The old men all smiled, nodded to one another, and White Deer concluded: “At the foot of the center ledge, a short distance – a hundred steps – west of the creek, is the entrance to the cave.”

“But we have been there many times! There is no cave hole in the ledge. There can’t be, or we should have seen it!” I said.

“No, you would not have seen it unless you were carefully hunting for it. The entrance is small, only one man can pass in at a time, and it is well hidden: willows grow thickly all around it.”

“But if we have never found it – we nor our people who have always lived here – it is n’t likely that the fire-setters have found it,” I said.

“They are just the kind of men that would find it,” the old man answered. “The growth of willows near the water, the bare rocks all around to hold not the least trace of their goings and comings, why, they would have run to it as soon as they saw it, and, once into the willows, of course they found the cave! Do not laugh, do not doubt: We just know that those bad men have their hiding-place in that cave!”

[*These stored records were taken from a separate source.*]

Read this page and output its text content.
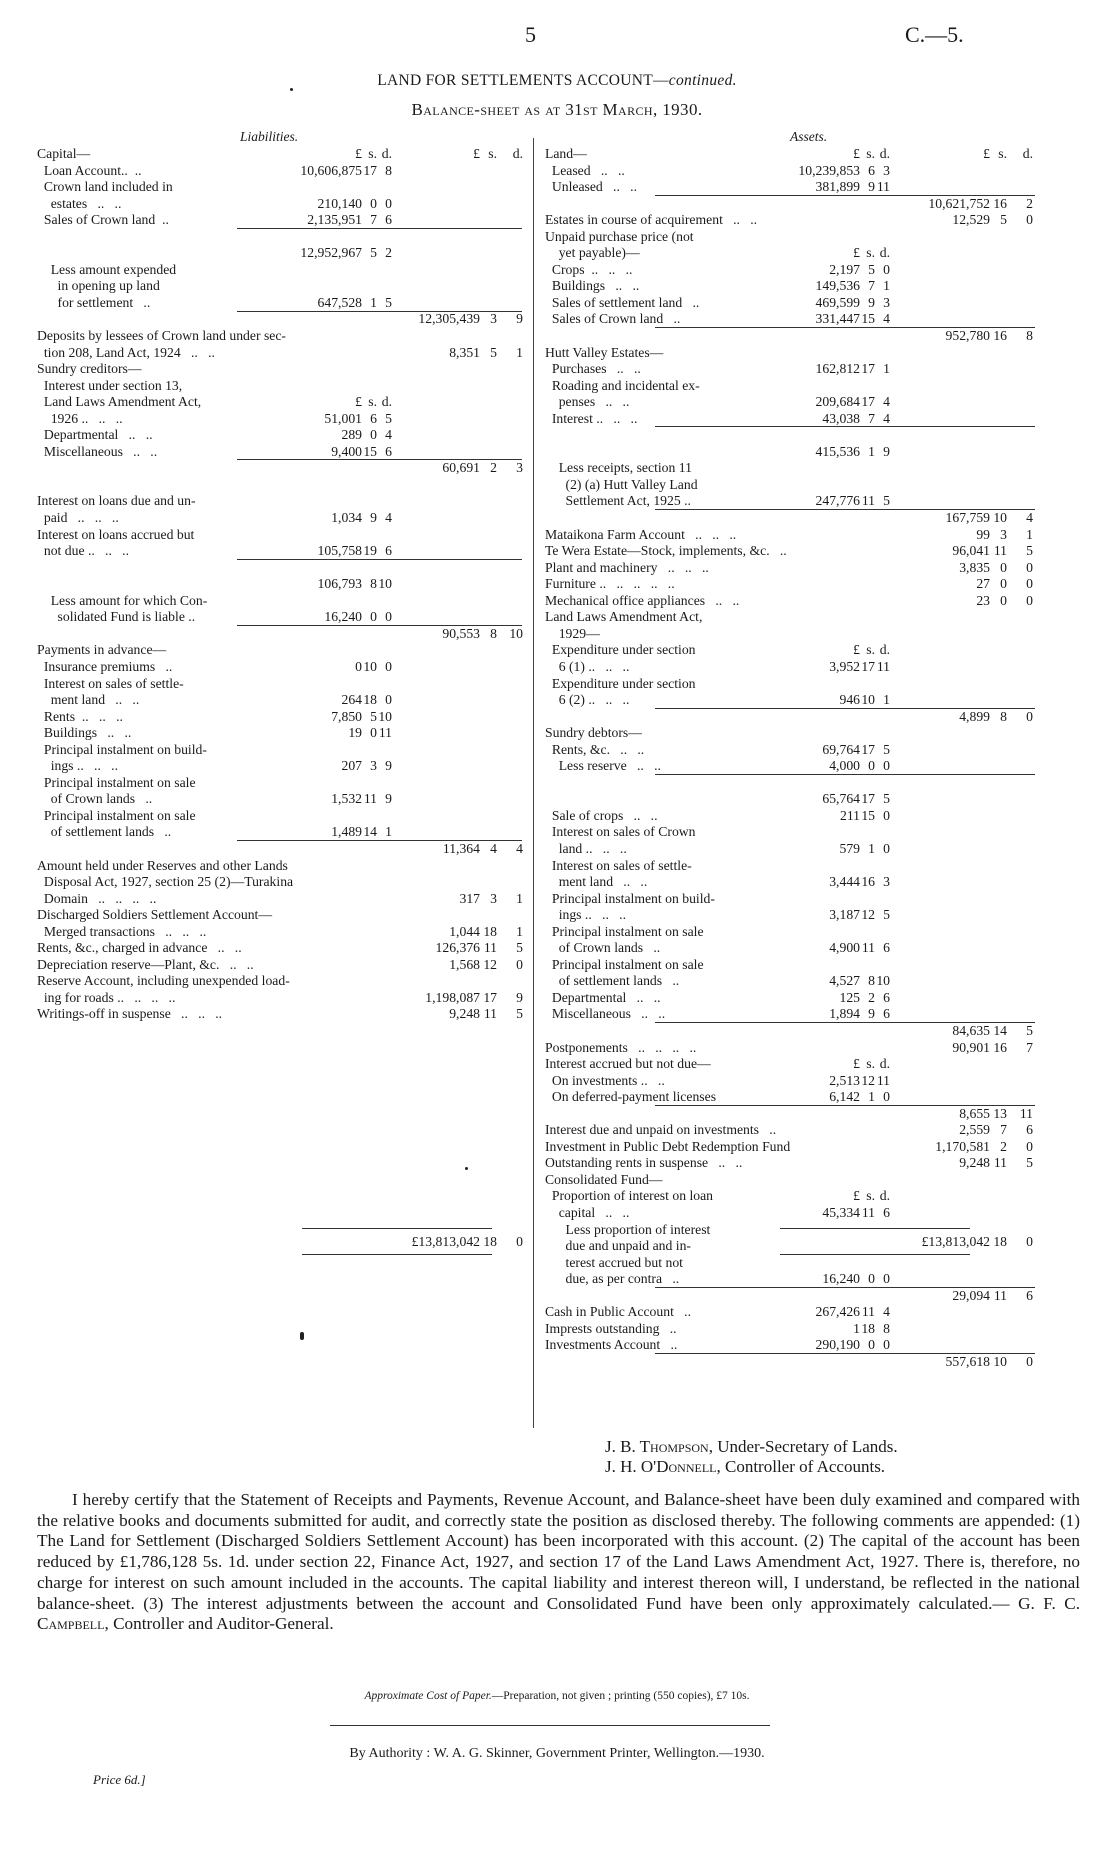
5	C.—5.
LAND FOR SETTLEMENTS ACCOUNT—continued.
Balance-sheet as at 31st March, 1930.
Liabilities.	Assets.
Capital—	£ s. d.	£ s.	d.
Loan Account..  ..	10,606,875 17 8
Crown land included in
estates   ..   ..	210,140 0 0
Sales of Crown land  ..	2,135,951 7 6
12,952,967 5 2
Less amount expended
in opening up land
for settlement   ..	647,528 1 5
12,305,439 3	9
Deposits by lessees of Crown land under sec-
tion 208, Land Act, 1924   ..   ..	8,351 5	1
Sundry creditors—
Interest under section 13,
Land Laws Amendment Act,	£ s. d.
1926 ..   ..   ..	51,001 6 5
Departmental   ..   ..	289 0 4
Miscellaneous   ..   ..	9,400 15 6
60,691 2	3
Interest on loans due and un-
paid   ..   ..   ..	1,034 9 4
Interest on loans accrued but
not due ..   ..   ..	105,758 19 6
106,793 8 10
Less amount for which Con-
solidated Fund is liable ..	16,240 0 0
90,553 8 10
Payments in advance—
Insurance premiums   ..	0 10 0
Interest on sales of settle-
ment land   ..   ..	264 18 0
Rents  ..   ..   ..	7,850 5 10
Buildings   ..   ..	19 0 11
Principal instalment on build-
ings ..   ..   ..	207 3 9
Principal instalment on sale
of Crown lands   ..	1,532 11 9
Principal instalment on sale
of settlement lands   ..	1,489 14 1
11,364 4	4
Amount held under Reserves and other Lands
Disposal Act, 1927, section 25 (2)—Turakina
Domain   ..   ..   ..   ..	317 3	1
Discharged Soldiers Settlement Account—
Merged transactions   ..   ..   ..	1,044 18	1
Rents, &c., charged in advance   ..   ..	126,376 11	5
Depreciation reserve—Plant, &c.   ..   ..	1,568 12	0
Reserve Account, including unexpended load-
ing for roads ..   ..   ..   ..	1,198,087 17	9
Writings-off in suspense   ..   ..   ..	9,248 11	5
£13,813,042 18	0
Land—	£ s. d.	£ s.	d.
Leased   ..   ..	10,239,853 6 3
Unleased   ..   ..	381,899 9 11
10,621,752 16	2
Estates in course of acquirement   ..   ..	12,529 5	0
Unpaid purchase price (not
yet payable)—	£ s. d.
Crops  ..   ..   ..	2,197 5 0
Buildings   ..   ..	149,536 7 1
Sales of settlement land   ..	469,599 9 3
Sales of Crown land   ..	331,447 15 4
952,780 16	8
Hutt Valley Estates—
Purchases   ..   ..	162,812 17 1
Roading and incidental ex-
penses   ..   ..	209,684 17 4
Interest ..   ..   ..	43,038 7 4
415,536 1 9
Less receipts, section 11
(2) (a) Hutt Valley Land
Settlement Act, 1925 ..	247,776 11 5
167,759 10	4
Mataikona Farm Account   ..   ..   ..	99 3	1
Te Wera Estate—Stock, implements, &c.   ..	96,041 11	5
Plant and machinery   ..   ..   ..	3,835 0	0
Furniture ..   ..   ..   ..   ..	27 0	0
Mechanical office appliances   ..   ..	23 0	0
Land Laws Amendment Act,
1929—
Expenditure under section	£ s. d.
6 (1) ..   ..   ..	3,952 17 11
Expenditure under section
6 (2) ..   ..   ..	946 10 1
4,899 8	0
Sundry debtors—
Rents, &c.   ..   ..	69,764 17 5
Less reserve   ..   ..	4,000 0 0
65,764 17 5
Sale of crops   ..   ..	211 15 0
Interest on sales of Crown
land ..   ..   ..	579 1 0
Interest on sales of settle-
ment land   ..   ..	3,444 16 3
Principal instalment on build-
ings ..   ..   ..	3,187 12 5
Principal instalment on sale
of Crown lands   ..	4,900 11 6
Principal instalment on sale
of settlement lands   ..	4,527 8 10
Departmental   ..   ..	125 2 6
Miscellaneous   ..   ..	1,894 9 6
84,635 14	5
Postponements   ..   ..   ..   ..	90,901 16	7
Interest accrued but not due—	£ s. d.
On investments ..   ..	2,513 12 11
On deferred-payment licenses	6,142 1 0
8,655 13 11
Interest due and unpaid on investments   ..	2,559 7	6
Investment in Public Debt Redemption Fund	1,170,581 2	0
Outstanding rents in suspense   ..   ..	9,248 11	5
Consolidated Fund—
Proportion of interest on loan	£ s. d.
capital   ..   ..	45,334 11 6
Less proportion of interest
due and unpaid and in-
terest accrued but not
due, as per contra   ..	16,240 0 0
29,094 11	6
Cash in Public Account   ..	267,426 11 4
Imprests outstanding   ..	1 18 8
Investments Account   ..	290,190 0 0
557,618 10	0
£13,813,042 18	0
J. B. Thompson, Under-Secretary of Lands.
J. H. O'Donnell, Controller of Accounts.
I hereby certify that the Statement of Receipts and Payments, Revenue Account, and Balance-sheet have been duly examined and compared with the relative books and documents submitted for audit, and correctly state the position as disclosed thereby. The following comments are appended: (1) The Land for Settlement (Discharged Soldiers Settlement Account) has been incorporated with this account. (2) The capital of the account has been reduced by £1,786,128 5s. 1d. under section 22, Finance Act, 1927, and section 17 of the Land Laws Amendment Act, 1927. There is, therefore, no charge for interest on such amount included in the accounts. The capital liability and interest thereon will, I understand, be reflected in the national balance-sheet. (3) The interest adjustments between the account and Consolidated Fund have been only approximately calculated.— G. F. C. Campbell, Controller and Auditor-General.
Approximate Cost of Paper.—Preparation, not given ; printing (550 copies), £7 10s.
By Authority : W. A. G. Skinner, Government Printer, Wellington.—1930.
Price 6d.]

“And if that is so, what then?”

“Trap them ! Roll two or three big rocks into the entrance and trap them!” he answered.

And just then Hannah gave a little cry and pointed to the shelf on the wall above the table: “Look! Our lamp is gone, and our candles!” she said.

I sprang from the bunk and looked behind the food chest: “Yes, and our can of coal oil too!” I cried. “The thieves are living in the cave: in the open, a fire would give all the light they want ! “ I turned to our young friend: “We are a weak outfit – shall we try to trap them! “ I asked.

“Let us find out if they surely are in the cave,” he answered.

“That’s a go! We’ll do it!” I told him.